Tori: Cam redeems himself in my eyes and heart when he becomes the friend Jo needs. His lack of judgment is a balm to Jo’s heart. Her brother Cole rocked it in here. His mixture of vulnerability and protectiveness towards Jo made my heart just melt. His love for Jo is physically felt. I also liked how he stood up for her with Cam. Ms. Young does write a good teenager. As both Cole and Hannah show.
Yes, I was surprised by Joss and a little put out. Apparently, she is coming out of her shell. LOL I was put off by her lack of social conscience though. She didn’t seem this clueless in Dublin. I’m glad Braden is there to remind her, though. Another person who surprised me was Ellie. While Joss didn’t seem that cantankerous in book one, neither did Ellie seem so…tinkerbell-ish. I knew she was super nice but she was all pouts and squeees in here. Weird.
One person I truly felt for was Malcolm (Jo’s ex-boyfriend). I liked him and it was sad watching him slowly acknowledge his love for Jo. He became a bigger part of the book then I expected. What did you think of Malcolm?
Mandi: I thought she did a nice thing with Malcolm, making him NOT the baddie-ex. I really liked that. It showed maturity on both sides.
I felt the end was tad too dramatic for me, but overall I think the build-up to Cam and Jo’s relationship and the way their love unfolds is done well. My favorite part is watching Jo’s self confidence build. How she gets mad at Cam because he makes her want things in life that she was previously too scared to even dream of. (Like when she quits her job). He not only gives her his sexy body (well hello there!) but he gives her confidence and security where she never thought she would find it. That right there is love.
Tori, take us home. What are your final thoughts?
Tori: I agree. I like that Malcolm wasn’t made an arse for the sake of story and to facilitate the storyline and HEA. I actually liked the drama at the end and you KNOW how I feel about overblown drama. Tres irritating. I think it needed to be done in order to address the remaining insecurities between Cam and Jo. Jo needed to know Cam was not going to leave her and Cam needed to know Jo felt the same way he did.
Seeing Jo grow emotionally and mentally was the highlight of the book for me. It was done so well with the additional character inputs and the balance between the romance and the plot lines.
All in all, Down London Street was much, much more than I expected it to be. A deceptively complex romantic contemporary that will have you laughing, crying, and swooning with delight.

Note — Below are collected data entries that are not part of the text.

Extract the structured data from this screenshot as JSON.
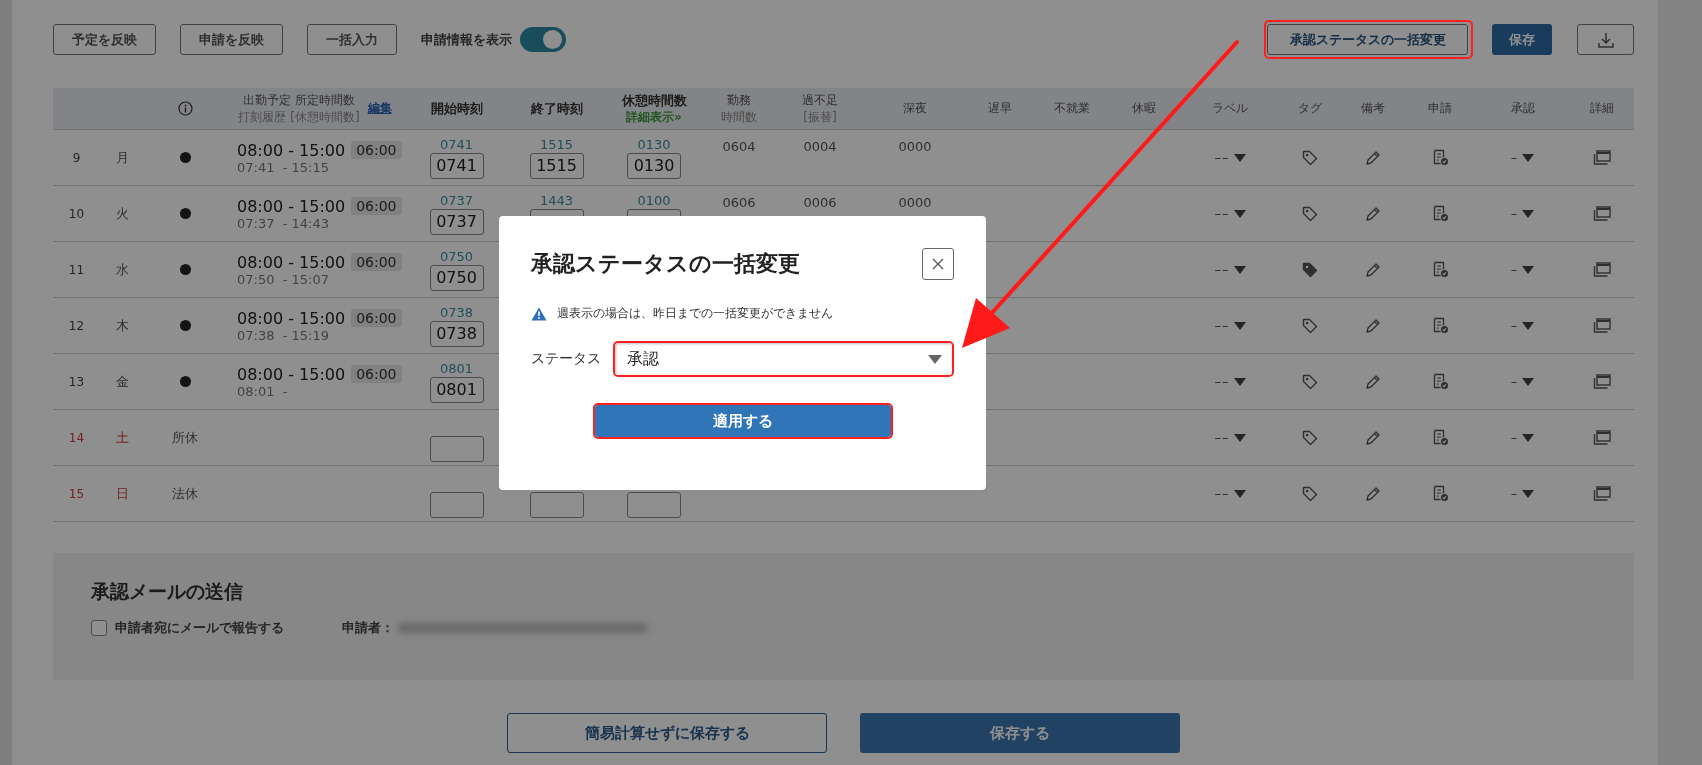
{
  "toolbar": {
    "buttons": [
      "予定を反映",
      "申請を反映",
      "一括入力"
    ],
    "toggle": {
      "label": "申請情報を表示",
      "on": true
    },
    "bulk_button": {
      "label": "承認ステータスの一括変更",
      "highlighted": true
    },
    "save_button": "保存"
  },
  "table": {
    "columns": [
      {
        "kind": "icon"
      },
      {
        "kind": "schedule",
        "label": "出勤予定 所定時間数",
        "sub": "打刻履歴 [休憩時間数]",
        "link": "編集"
      },
      {
        "kind": "text",
        "label": "開始時刻",
        "bold": true
      },
      {
        "kind": "text",
        "label": "終了時刻",
        "bold": true
      },
      {
        "kind": "text",
        "label": "休憩時間数",
        "bold": true,
        "link": "詳細表示»"
      },
      {
        "kind": "text",
        "label": "勤務",
        "sub": "時間数",
        "bold": false
      },
      {
        "kind": "text",
        "label": "過不足",
        "sub": "[振替]",
        "bold": false
      },
      {
        "kind": "text",
        "label": "深夜",
        "bold": false
      },
      {
        "kind": "text",
        "label": "遅早",
        "bold": false
      },
      {
        "kind": "text",
        "label": "不就業",
        "bold": false
      },
      {
        "kind": "text",
        "label": "休暇",
        "bold": false
      },
      {
        "kind": "text",
        "label": "ラベル",
        "bold": false
      },
      {
        "kind": "text",
        "label": "タグ",
        "bold": false
      },
      {
        "kind": "text",
        "label": "備考",
        "bold": false
      },
      {
        "kind": "text",
        "label": "申請",
        "bold": false
      },
      {
        "kind": "text",
        "label": "承認",
        "bold": false
      },
      {
        "kind": "text",
        "label": "詳細",
        "bold": false
      }
    ],
    "rows": [
      {
        "day": "9",
        "weekday": "月",
        "holiday": false,
        "kind": "workday",
        "plan": "08:00 - 15:00",
        "hours": "06:00",
        "actual": "07:41  - 15:15",
        "start": {
          "plan": "0741",
          "value": "0741"
        },
        "end": {
          "plan": "1515",
          "value": "1515"
        },
        "break": {
          "plan": "0130",
          "value": "0130"
        },
        "work": "0604",
        "over": "0004",
        "deep": "0000",
        "label": "––",
        "tagged": false,
        "approval": "–"
      },
      {
        "day": "10",
        "weekday": "火",
        "holiday": false,
        "kind": "workday",
        "plan": "08:00 - 15:00",
        "hours": "06:00",
        "actual": "07:37  - 14:43",
        "start": {
          "plan": "0737",
          "value": "0737"
        },
        "end": {
          "plan": "1443"
        },
        "break": {
          "plan": "0100"
        },
        "work": "0606",
        "over": "0006",
        "deep": "0000",
        "label": "––",
        "tagged": false,
        "approval": "–"
      },
      {
        "day": "11",
        "weekday": "水",
        "holiday": false,
        "kind": "workday",
        "plan": "08:00 - 15:00",
        "hours": "06:00",
        "actual": "07:50  - 15:07",
        "start": {
          "plan": "0750",
          "value": "0750"
        },
        "label": "––",
        "tagged": true,
        "approval": "–"
      },
      {
        "day": "12",
        "weekday": "木",
        "holiday": false,
        "kind": "workday",
        "plan": "08:00 - 15:00",
        "hours": "06:00",
        "actual": "07:38  - 15:19",
        "start": {
          "plan": "0738",
          "value": "0738"
        },
        "label": "––",
        "tagged": false,
        "approval": "–"
      },
      {
        "day": "13",
        "weekday": "金",
        "holiday": false,
        "kind": "workday",
        "plan": "08:00 - 15:00",
        "hours": "06:00",
        "actual": "08:01  -",
        "start": {
          "plan": "0801",
          "value": "0801"
        },
        "label": "––",
        "tagged": false,
        "approval": "–"
      },
      {
        "day": "14",
        "weekday": "土",
        "holiday": true,
        "kind": "dayoff",
        "dayoff": "所休",
        "start": {},
        "label": "––",
        "tagged": false,
        "approval": "–"
      },
      {
        "day": "15",
        "weekday": "日",
        "holiday": true,
        "kind": "dayoff",
        "dayoff": "法休",
        "start": {},
        "end": {},
        "break": {},
        "label": "––",
        "tagged": false,
        "approval": "–"
      }
    ]
  },
  "mail_section": {
    "title": "承認メールの送信",
    "checkbox": {
      "label": "申請者宛にメールで報告する",
      "checked": false
    },
    "applicant_label": "申請者："
  },
  "footer_buttons": [
    {
      "label": "簡易計算せずに保存する",
      "kind": "outline"
    },
    {
      "label": "保存する",
      "kind": "primary"
    }
  ],
  "dialog": {
    "title": "承認ステータスの一括変更",
    "warning": "週表示の場合は、昨日までの一括変更ができません",
    "field_label": "ステータス",
    "select": {
      "value": "承認",
      "highlighted": true
    },
    "apply_button": {
      "label": "適用する",
      "highlighted": true
    }
  },
  "annotation": {
    "arrow": true
  }
}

I’m thrilled Ms. Young didn’t succomb to the sophomoric slump that often happens after a star shining debut. I look forward to reading more from Ms Young and recently heard that she has signed a deal with Penguin/NAL for one more book and will be releasing a novella, Under the Fountain, in June.
Favorite Quote: “What I feel for you…it’s all consuming. It’s debilitating. It’s too much. It’s…I can’t even describe it, but being with you is…there’s this intensity inside me all the time. this…constant pull, desperation…it’s like you’re branded on me or something. And it bloody well burns.”
Mandi: Rating: B+.
Favorite Quote: Cameron MacCabe. You charmer, you. You’re changing my life.